За окном начали мелькать фасады всё ещё чистых, ухоженных домов и постепенно
угасал запах гниющей плоти. Гилмариз одним резким движением выдернул кляп изо
рта Клащека и приказал солдату разрезать верёвку, сковывавшую его запястья.
- Делай своё дело, это продлит твою жалкую жизнь. – Рявкнул
Гилмариз, вылезая из омнибуса.
- Если каждое такое дело будет продлевать мне жизнь, я
протяну ещё несколько столетий. – Элиас, размяв руки, выбрался из омнибуса и
направился вместе с инквизитором к дежурившим у ворот слугам. - Не волнуйся, я
буду посещать твою могилку. А могу научить тебя изгонять демонов послабее. Ты
будешь отличным учеником – злым, озабоченным, мечтающим убить своего учителя.
Гилмариз не успел
ничего ответить, служанки кардинала поспешили принять верхнюю часть мундира
высокопоставленного гостя и отнести её в гардероб, а стражники, сразу
приметившие в Клащеке внешность человека с северо-востока, потянулись к его
позолоченным ножнам.
- Они нужны мне для ритуала. – Возразил экзорцист.
Те неуверенно
переглянулись друг с другом, после чего уставились на инквизитора. Получив от
него одобрительный кивок, оставили в покое оружие аршаникарца и пригласили
обоих в дом.
Жилище Батиста Вьери
являло собой яркий пример церковной привилегированности в Монтериэле –
настоящий замок, со своим гарнизоном, вооружённым по высшему разряду, защитные
стены с бойницами и башни с баллистами. А во дворе гостей встречал огромный
фонтан в форме могучего рыцаря, стоящего на теле поверженного дракона, гордо
задрав тяжёлый двуручный меч высоко к небу.

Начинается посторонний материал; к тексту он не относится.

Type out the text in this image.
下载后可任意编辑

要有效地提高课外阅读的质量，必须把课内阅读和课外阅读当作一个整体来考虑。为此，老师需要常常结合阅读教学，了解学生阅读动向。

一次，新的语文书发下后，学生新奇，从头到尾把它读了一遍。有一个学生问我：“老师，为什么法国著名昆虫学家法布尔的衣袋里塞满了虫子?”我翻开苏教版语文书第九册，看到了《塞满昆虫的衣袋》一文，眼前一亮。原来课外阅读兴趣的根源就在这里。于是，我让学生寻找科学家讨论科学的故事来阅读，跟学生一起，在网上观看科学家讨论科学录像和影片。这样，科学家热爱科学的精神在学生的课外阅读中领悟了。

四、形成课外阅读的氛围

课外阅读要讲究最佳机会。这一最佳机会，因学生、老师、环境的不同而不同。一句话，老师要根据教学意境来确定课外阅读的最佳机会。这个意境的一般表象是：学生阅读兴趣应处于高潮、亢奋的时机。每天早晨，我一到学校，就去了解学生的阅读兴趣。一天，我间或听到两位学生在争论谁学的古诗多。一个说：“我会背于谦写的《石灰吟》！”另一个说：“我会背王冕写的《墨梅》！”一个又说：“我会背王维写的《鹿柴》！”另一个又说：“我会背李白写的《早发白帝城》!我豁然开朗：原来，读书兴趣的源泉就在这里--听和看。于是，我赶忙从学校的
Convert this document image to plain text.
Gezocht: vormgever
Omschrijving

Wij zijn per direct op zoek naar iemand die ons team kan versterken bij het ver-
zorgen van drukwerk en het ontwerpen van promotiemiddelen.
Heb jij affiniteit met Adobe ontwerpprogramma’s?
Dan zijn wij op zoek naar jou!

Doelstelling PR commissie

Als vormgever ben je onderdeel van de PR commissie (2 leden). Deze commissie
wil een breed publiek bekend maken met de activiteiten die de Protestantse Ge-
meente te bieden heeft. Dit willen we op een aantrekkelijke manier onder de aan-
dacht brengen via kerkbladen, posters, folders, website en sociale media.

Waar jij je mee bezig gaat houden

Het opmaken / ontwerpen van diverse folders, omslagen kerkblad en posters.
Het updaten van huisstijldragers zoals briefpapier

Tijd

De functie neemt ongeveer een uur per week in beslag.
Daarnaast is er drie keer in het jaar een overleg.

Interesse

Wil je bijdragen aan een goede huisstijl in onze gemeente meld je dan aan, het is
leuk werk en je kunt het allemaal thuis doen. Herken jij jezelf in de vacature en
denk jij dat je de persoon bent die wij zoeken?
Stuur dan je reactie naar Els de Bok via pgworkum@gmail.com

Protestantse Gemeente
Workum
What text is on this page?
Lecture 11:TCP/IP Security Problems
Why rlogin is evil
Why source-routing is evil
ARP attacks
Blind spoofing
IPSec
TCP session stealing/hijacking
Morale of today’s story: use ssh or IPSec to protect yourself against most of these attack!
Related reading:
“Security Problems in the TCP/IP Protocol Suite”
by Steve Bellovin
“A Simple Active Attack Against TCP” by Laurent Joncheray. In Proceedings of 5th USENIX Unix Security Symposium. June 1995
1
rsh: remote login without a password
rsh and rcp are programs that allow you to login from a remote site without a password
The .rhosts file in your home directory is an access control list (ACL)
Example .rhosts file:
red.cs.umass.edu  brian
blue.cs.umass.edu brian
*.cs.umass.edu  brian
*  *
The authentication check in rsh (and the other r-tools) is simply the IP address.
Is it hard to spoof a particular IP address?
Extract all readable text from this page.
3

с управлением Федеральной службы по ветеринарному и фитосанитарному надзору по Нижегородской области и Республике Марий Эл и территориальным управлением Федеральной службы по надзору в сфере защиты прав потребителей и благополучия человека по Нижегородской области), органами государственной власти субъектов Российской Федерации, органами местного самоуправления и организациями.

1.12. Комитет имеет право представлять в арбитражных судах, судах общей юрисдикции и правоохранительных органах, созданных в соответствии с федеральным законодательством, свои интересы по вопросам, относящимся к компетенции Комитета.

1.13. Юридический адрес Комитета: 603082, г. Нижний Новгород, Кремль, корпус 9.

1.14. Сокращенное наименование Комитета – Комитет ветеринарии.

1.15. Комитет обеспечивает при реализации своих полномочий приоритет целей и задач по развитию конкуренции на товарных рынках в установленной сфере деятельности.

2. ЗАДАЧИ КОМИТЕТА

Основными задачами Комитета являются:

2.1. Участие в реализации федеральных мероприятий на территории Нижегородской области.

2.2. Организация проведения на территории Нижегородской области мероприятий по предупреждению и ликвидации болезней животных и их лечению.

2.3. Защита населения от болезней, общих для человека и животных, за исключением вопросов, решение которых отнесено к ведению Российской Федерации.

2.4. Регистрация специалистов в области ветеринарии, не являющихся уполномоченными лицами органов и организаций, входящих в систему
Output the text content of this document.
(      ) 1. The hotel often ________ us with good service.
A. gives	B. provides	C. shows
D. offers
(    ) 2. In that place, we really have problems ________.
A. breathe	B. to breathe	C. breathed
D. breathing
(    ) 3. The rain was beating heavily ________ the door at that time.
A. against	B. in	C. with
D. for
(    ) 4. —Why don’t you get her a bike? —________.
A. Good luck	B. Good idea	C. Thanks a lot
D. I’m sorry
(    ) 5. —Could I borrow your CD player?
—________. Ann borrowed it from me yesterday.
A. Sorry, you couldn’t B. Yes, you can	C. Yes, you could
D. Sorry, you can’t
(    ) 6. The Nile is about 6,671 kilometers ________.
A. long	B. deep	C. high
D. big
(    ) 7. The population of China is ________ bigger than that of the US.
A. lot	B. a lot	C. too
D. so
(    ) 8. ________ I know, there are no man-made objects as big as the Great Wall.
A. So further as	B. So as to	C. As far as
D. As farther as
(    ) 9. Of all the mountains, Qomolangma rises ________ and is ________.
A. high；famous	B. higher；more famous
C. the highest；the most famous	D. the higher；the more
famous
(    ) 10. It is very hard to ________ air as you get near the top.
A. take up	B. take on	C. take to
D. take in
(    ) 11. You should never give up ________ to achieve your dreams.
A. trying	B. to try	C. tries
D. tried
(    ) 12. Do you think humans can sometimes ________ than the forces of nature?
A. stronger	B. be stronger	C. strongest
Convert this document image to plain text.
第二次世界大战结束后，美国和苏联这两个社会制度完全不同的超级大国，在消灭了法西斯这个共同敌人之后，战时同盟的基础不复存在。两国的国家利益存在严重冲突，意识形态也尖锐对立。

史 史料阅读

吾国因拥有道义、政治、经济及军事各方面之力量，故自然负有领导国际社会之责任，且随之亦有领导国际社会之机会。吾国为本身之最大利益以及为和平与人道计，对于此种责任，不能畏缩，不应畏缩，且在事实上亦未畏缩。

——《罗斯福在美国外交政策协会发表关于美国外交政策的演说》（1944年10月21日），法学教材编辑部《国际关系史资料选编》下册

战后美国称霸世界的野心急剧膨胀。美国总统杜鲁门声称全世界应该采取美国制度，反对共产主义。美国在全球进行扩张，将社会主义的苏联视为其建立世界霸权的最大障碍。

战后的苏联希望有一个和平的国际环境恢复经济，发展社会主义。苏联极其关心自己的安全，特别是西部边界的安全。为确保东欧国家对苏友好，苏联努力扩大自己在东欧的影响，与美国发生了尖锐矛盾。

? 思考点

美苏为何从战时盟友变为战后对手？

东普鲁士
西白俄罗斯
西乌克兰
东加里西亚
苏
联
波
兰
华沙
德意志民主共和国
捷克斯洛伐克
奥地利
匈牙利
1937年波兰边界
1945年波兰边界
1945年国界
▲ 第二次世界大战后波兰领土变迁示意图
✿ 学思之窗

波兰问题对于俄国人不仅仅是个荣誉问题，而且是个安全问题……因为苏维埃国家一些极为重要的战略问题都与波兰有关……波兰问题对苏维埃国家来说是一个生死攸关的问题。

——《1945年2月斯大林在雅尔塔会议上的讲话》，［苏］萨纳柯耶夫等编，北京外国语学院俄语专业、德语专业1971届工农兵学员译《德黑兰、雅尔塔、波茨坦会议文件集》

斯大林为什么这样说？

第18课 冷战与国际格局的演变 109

- Это что, замаскированная катапульта, или требушет? –
спросил Элиас у самой пожилой из служанок, проходя мимо фонтана. – Такая
громадина.… Наверное, со скрытым военным подтекстом?
- Нет, что вы, это дед кардинала Вьери – Джордано Вьери. Он
прославился в своё время тем, что защитил своё поместье, лично сразив горного
дракона, пробудившегося от спячки раньше срока. – Охотно, но довольно замучено
объяснила престарелая женщина.
- А, ясно. И что он хотел выразить таким непропорционально
огромным мечом у себя в руках?
- Ты когда-нибудь заткнешься?! – Не выдержал Гилмариз. – У тебя
родители, вообще, были? Что они делали, чтобы заткнуть тебя?
- Не думаю, что у тебя есть с собой мешок вафельных конфет.